Working Futures: The Future Of Work And The Blurring Of Humans And Machines
from the it-gets-complicated dept
Since releasing our Working Futures book last week, we’ve been profiling the various stories so that people are aware of what kinds of stories are in the book. We profiled the first three, then the next three and earlier this week, another three. Below we’ll profile three more stories and then next week we’ll profile the last few stories in the book as well.
Trash Talk by Holly Schofield explores the kind of job that probably doesn’t get much attention when people talk about “the future of work”: jobs that require manual labor. Many people seem to assume that those will just be entirely automated away but, as this story explores, it’s possible that we’ll just enhance humans with machines, rather than replacing them altogether.

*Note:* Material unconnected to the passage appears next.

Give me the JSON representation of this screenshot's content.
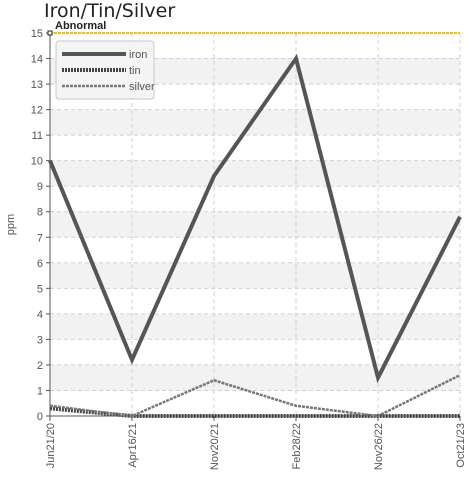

And sometimes that might create some, well, tricky situations.
A Quiet Lie by Ross Pruden. We previewed the first half of this story the week before we launched, so you can read it right here on Techdirt. It’s also a story that explores how more traditional jobs might be enhanced by technology, perhaps leading to ideas and concepts that simply aren’t possible today. What’s interesting to me about this one is that people have responded to this particular story in totally divergent ways. Some think that the story presents an exciting possible future world, while others see it as a dangerous path. It’s a kind of test of how you view the world.
The Mummer by James Yu. James talked a bit about his thinking behind this story on our recent podcast, talking about how it explored the blurry lines between when a human “helping” machines becomes a part of the machine itself… while also exploring when a machine becomes increasingly human-like. It’s a fascinating character study that raises a bunch of questions about what is a machine and what is a human being.
I think it’s great that these three stories follow one another in the book, as they all explore different (often very different) aspects of a world in which computers and technology “enhance” work — and the consequences (both good and bad) that can result. These are big questions that we’re going to be dealing with for a long, long time, and these three stories provide some perspectives on ways to think about that issue.